Marion ne répondit pas immédiatement. Ses yeux se voilèrent de tristesse, qu’elle chassa en secouant la tête. Le temps que Raphaël esquisse un geste pour lui prendre la main, elle avait repris la parole :

- D’après elle, je risque de conserver d’irrémédiables séquelles, qui peuvent nuire grandement à mes aptitudes d’escrimeuse.

Raphaël ouvrit la bouche, sans trouver une seule phrase réconfortante à prononcer. Il avait vu le désespoir de Léo à North Hampton, quand il croyait que son genou ne guérirait jamais. Marion était une bretteuse-née, et si elle ne pouvait plus combattre à l’épée, c’était presque comme l’empêcher de respirer.

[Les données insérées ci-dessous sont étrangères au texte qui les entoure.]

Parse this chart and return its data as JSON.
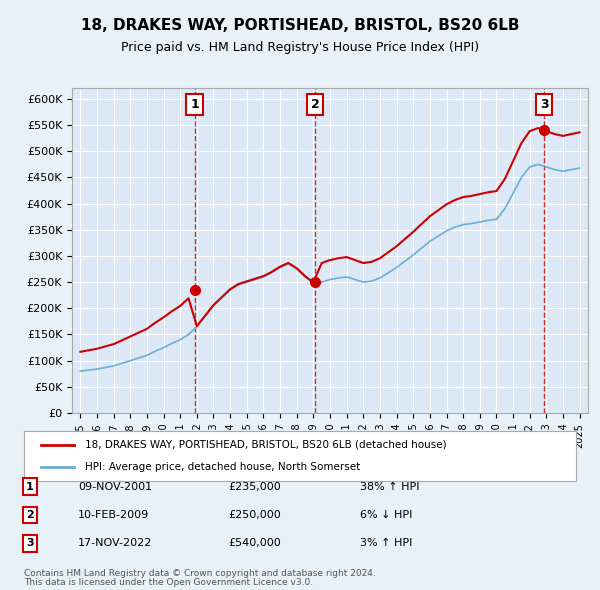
{
  "title": "18, DRAKES WAY, PORTISHEAD, BRISTOL, BS20 6LB",
  "subtitle": "Price paid vs. HM Land Registry's House Price Index (HPI)",
  "ylabel": "",
  "background_color": "#e8f0f8",
  "plot_bg_color": "#dce8f5",
  "grid_color": "#ffffff",
  "sale_dates": [
    "2001-11-09",
    "2009-02-10",
    "2022-11-17"
  ],
  "sale_prices": [
    235000,
    250000,
    540000
  ],
  "sale_labels": [
    "1",
    "2",
    "3"
  ],
  "legend_line1": "18, DRAKES WAY, PORTISHEAD, BRISTOL, BS20 6LB (detached house)",
  "legend_line2": "HPI: Average price, detached house, North Somerset",
  "table": [
    {
      "num": "1",
      "date": "09-NOV-2001",
      "price": "£235,000",
      "hpi": "38% ↑ HPI"
    },
    {
      "num": "2",
      "date": "10-FEB-2009",
      "price": "£250,000",
      "hpi": "6% ↓ HPI"
    },
    {
      "num": "3",
      "date": "17-NOV-2022",
      "price": "£540,000",
      "hpi": "3% ↑ HPI"
    }
  ],
  "footnote1": "Contains HM Land Registry data © Crown copyright and database right 2024.",
  "footnote2": "This data is licensed under the Open Government Licence v3.0.",
  "hpi_color": "#6baed6",
  "price_color": "#cc0000",
  "sale_marker_color": "#cc0000",
  "vline_color": "#cc0000",
  "ylim": [
    0,
    620000
  ],
  "yticks": [
    0,
    50000,
    100000,
    150000,
    200000,
    250000,
    300000,
    350000,
    400000,
    450000,
    500000,
    550000,
    600000
  ]
}
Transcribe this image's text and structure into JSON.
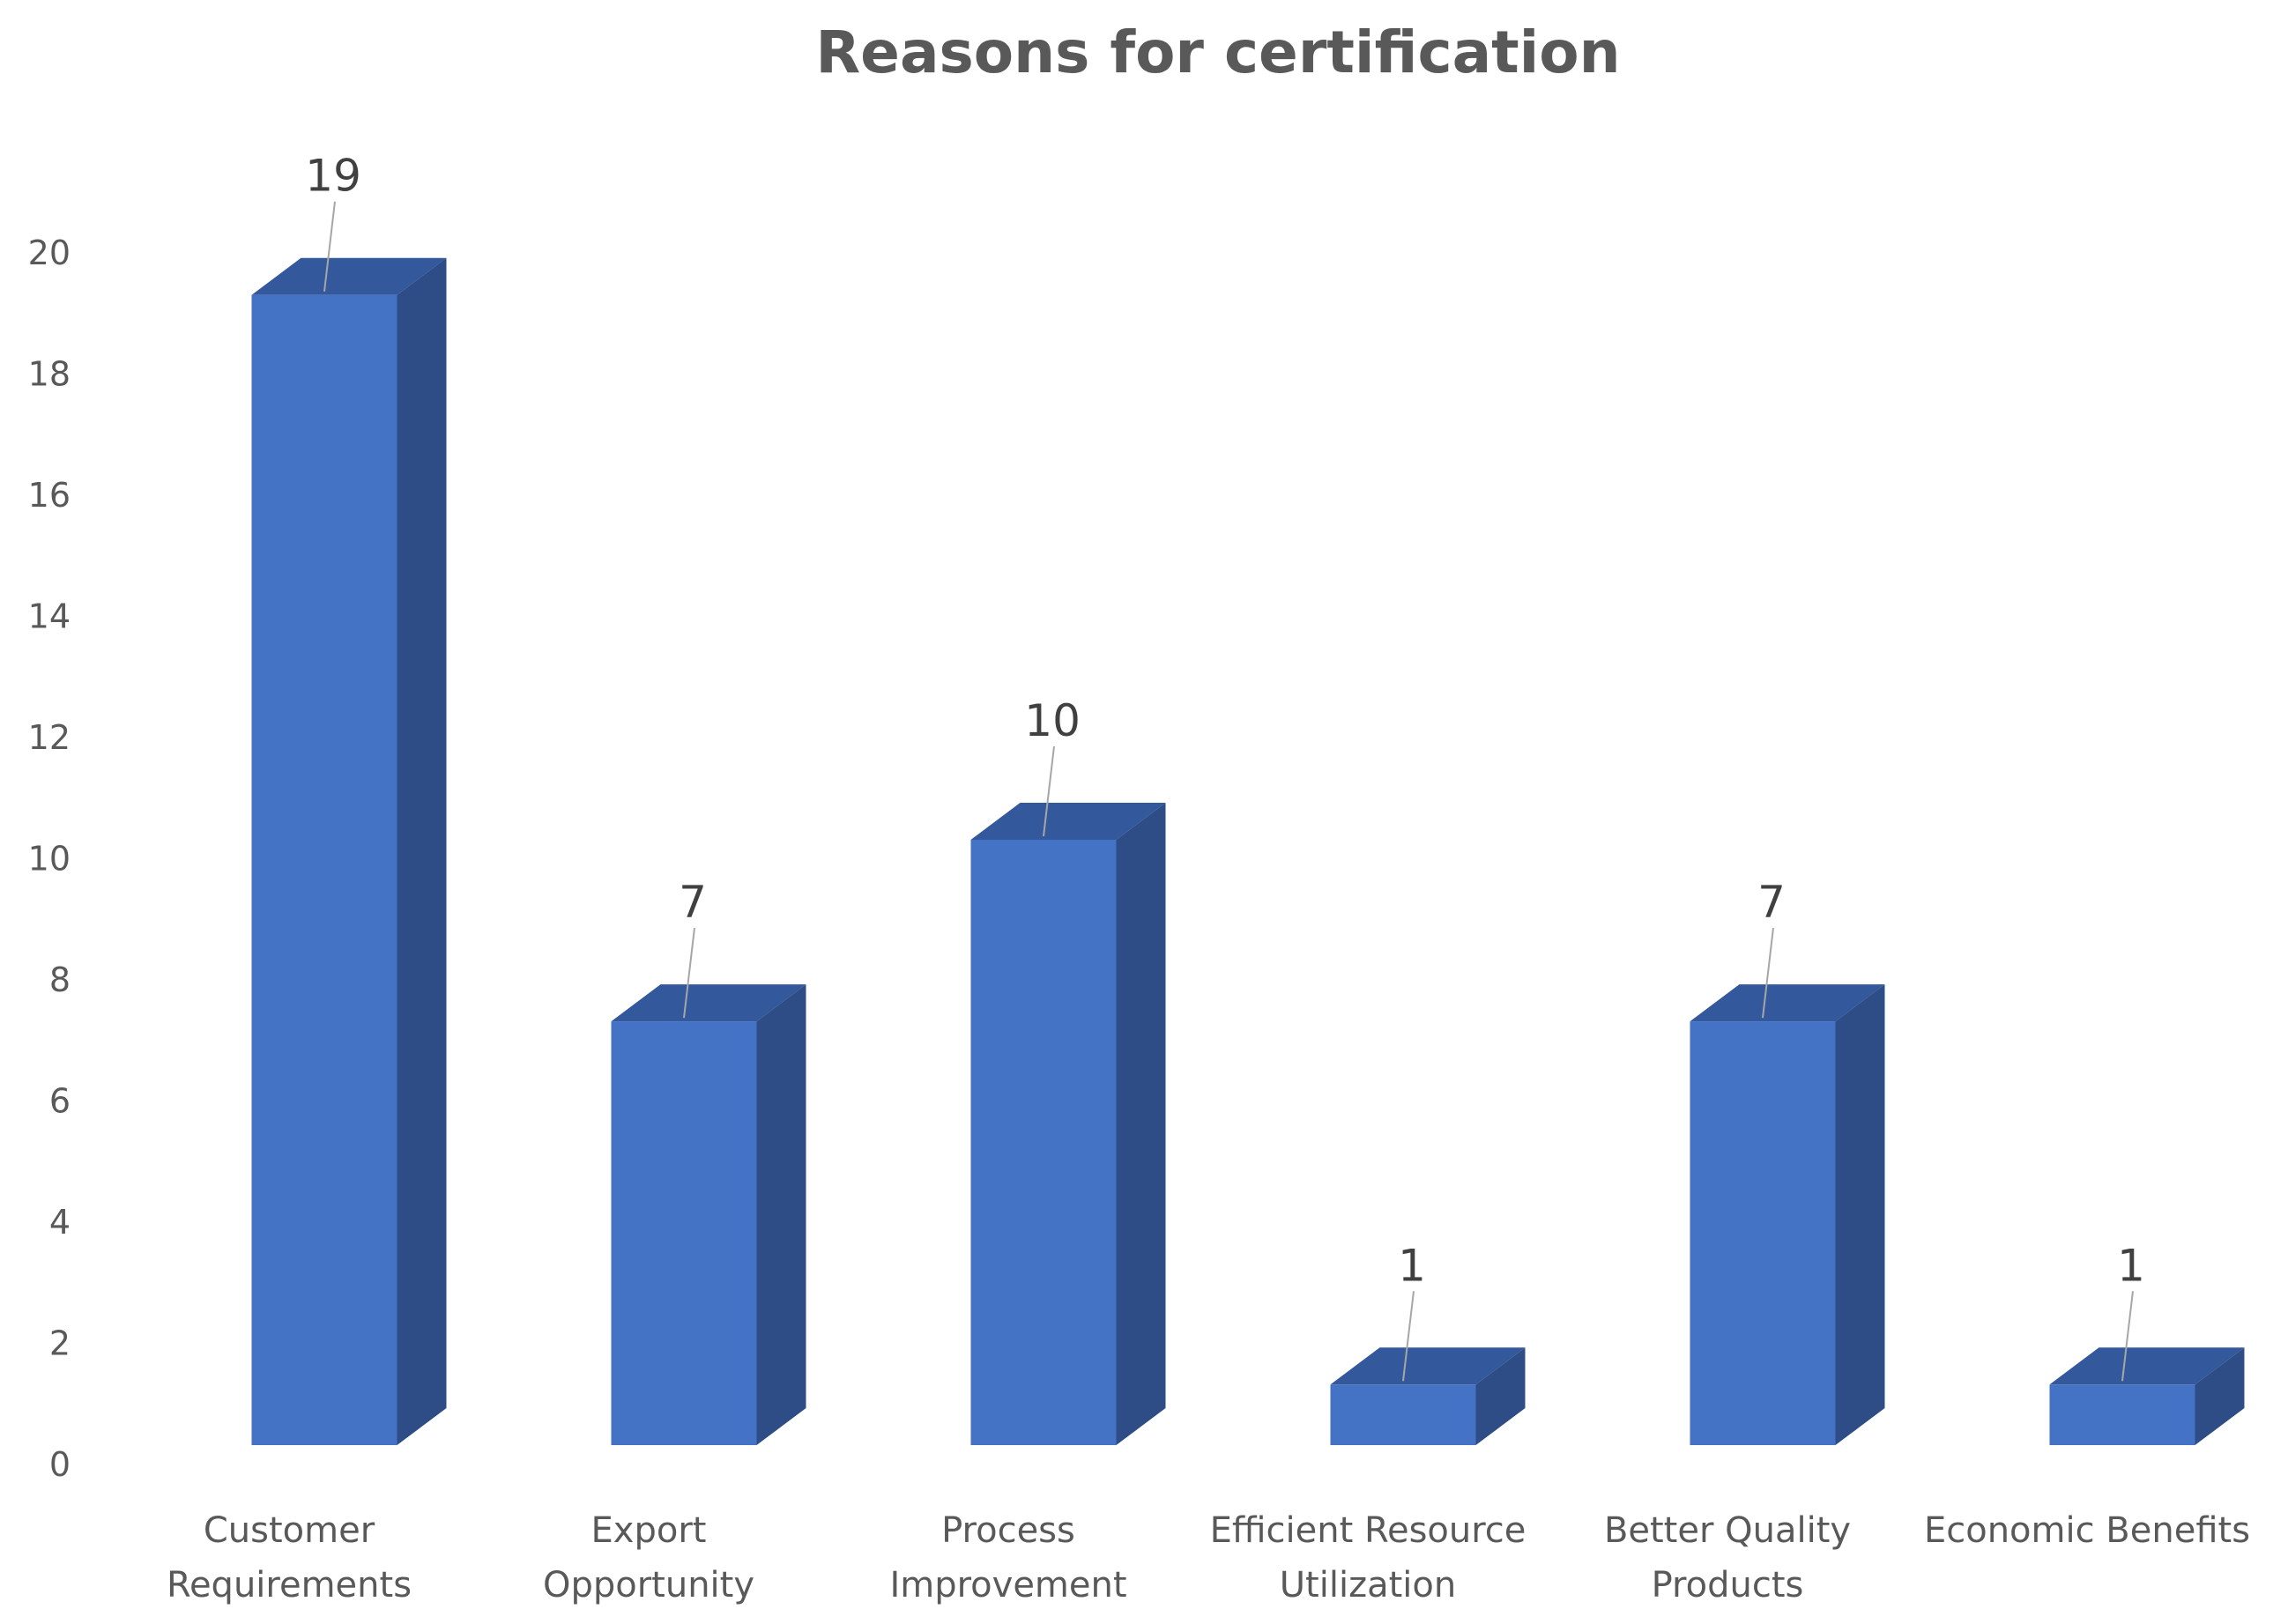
{
  "chart_data": {
    "type": "bar",
    "style": "3d-column",
    "title": "Reasons for certification",
    "xlabel": "",
    "ylabel": "",
    "categories": [
      [
        "Customer",
        "Requirements"
      ],
      [
        "Export",
        "Opportunity"
      ],
      [
        "Process",
        "Improvement"
      ],
      [
        "Efficient Resource",
        "Utilization"
      ],
      [
        "Better Quality",
        "Products"
      ],
      [
        "Economic Benefits"
      ]
    ],
    "values": [
      19,
      7,
      10,
      1,
      7,
      1
    ],
    "ylim": [
      0,
      20
    ],
    "yticks": [
      "0",
      "2",
      "4",
      "6",
      "8",
      "10",
      "12",
      "14",
      "16",
      "18",
      "20"
    ],
    "grid": false,
    "legend": "none",
    "colors": {
      "bar_front": "#4472c4",
      "bar_side": "#2e4d87",
      "bar_top": "#34589c",
      "text": "#595959",
      "leader_line": "#a6a6a6"
    }
  }
}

- Je suis désolé, finit-il par marmonner.

- Ce n’est pas ta faute. Je sais que je devrais t’en vouloir de ne pas avoir tenu ta promesse et, en plus de t’être exposé au danger, d’avoir aussi entraîné ma sœur avec toi, mais vous nous avez sauvé la vie en intervenant.

- Je n’ai rien sauvé du tout. Si je ne m’étais pas pris la tête avec Léo, rien de tout ça ne serait arrivé. Ce que je ne comprends pas, c’est comment maître Splinter a pu accepter de le suivre, au lieu de tenter de le raisonner. Partir à trois pour affronter le clan des Foots, c’était complètement stupide !

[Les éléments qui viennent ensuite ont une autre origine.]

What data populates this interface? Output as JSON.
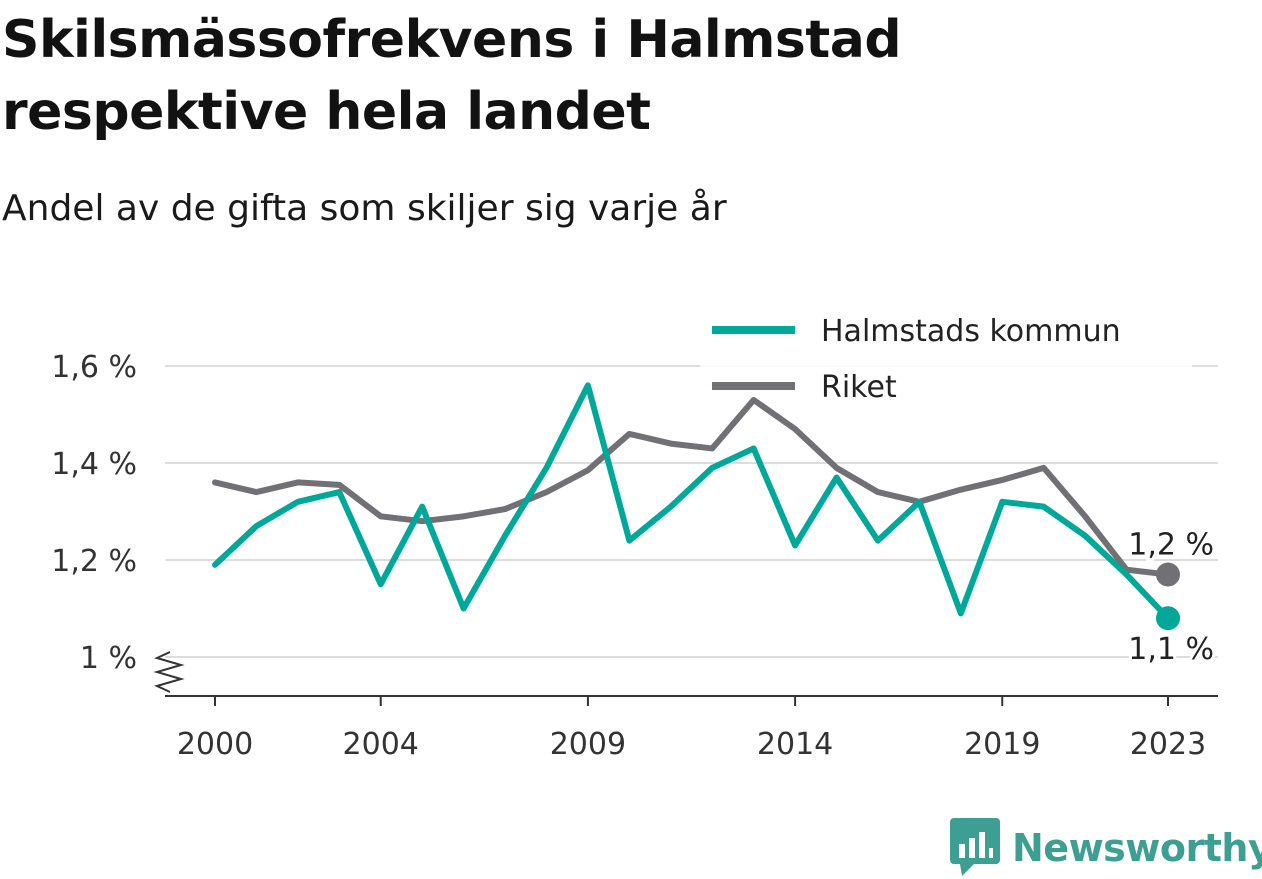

- En fait... commença Marion avant de s’interrompre pour réfléchir à ce qu’elle allait dire. Léo n’a impliqué qu’April. Elle ne savait pas que Splinter avait quitté le repaire quand on l’a retrouvée. Je pense... Je pense qu’il t’a entendu souligner le fait que Karai étant sa fille, c’était à lui d’intervenir, et...

Cette révélation fit à Raphaël l’effet d’un coup de poignard en plein cœur. C’était encore pire que tout ce qu’il imaginait. S’il s’était tu, s’il n’avait pas laissé sa rage le dominer, celle-là même que Splinter lui avait conseillé à maintes reprises de maîtriser, le rat mutant serait encore de ce monde.

- Raph... On fait tous des erreurs.

- Des erreurs ? répliqua-t-il en agrippant violemment le poignet de Marion, qui avait voulu lui caresser la joue. Quand Donnie oublie de verrouiller la porte de son laboratoire et qu’il retrouve la moitié de son matériel par terre parce que Mikey a voulu jouer à l’apprenti chimiste, ça, c’est une erreur. Quand on s’infiltre au T.C.R.I. et qu’on fait irruption dans une salle pleine de Kraangs en pensant qu’elle est vide, c’est aussi une erreur. Moi, j’ai provoqué la mort de maître Splinter !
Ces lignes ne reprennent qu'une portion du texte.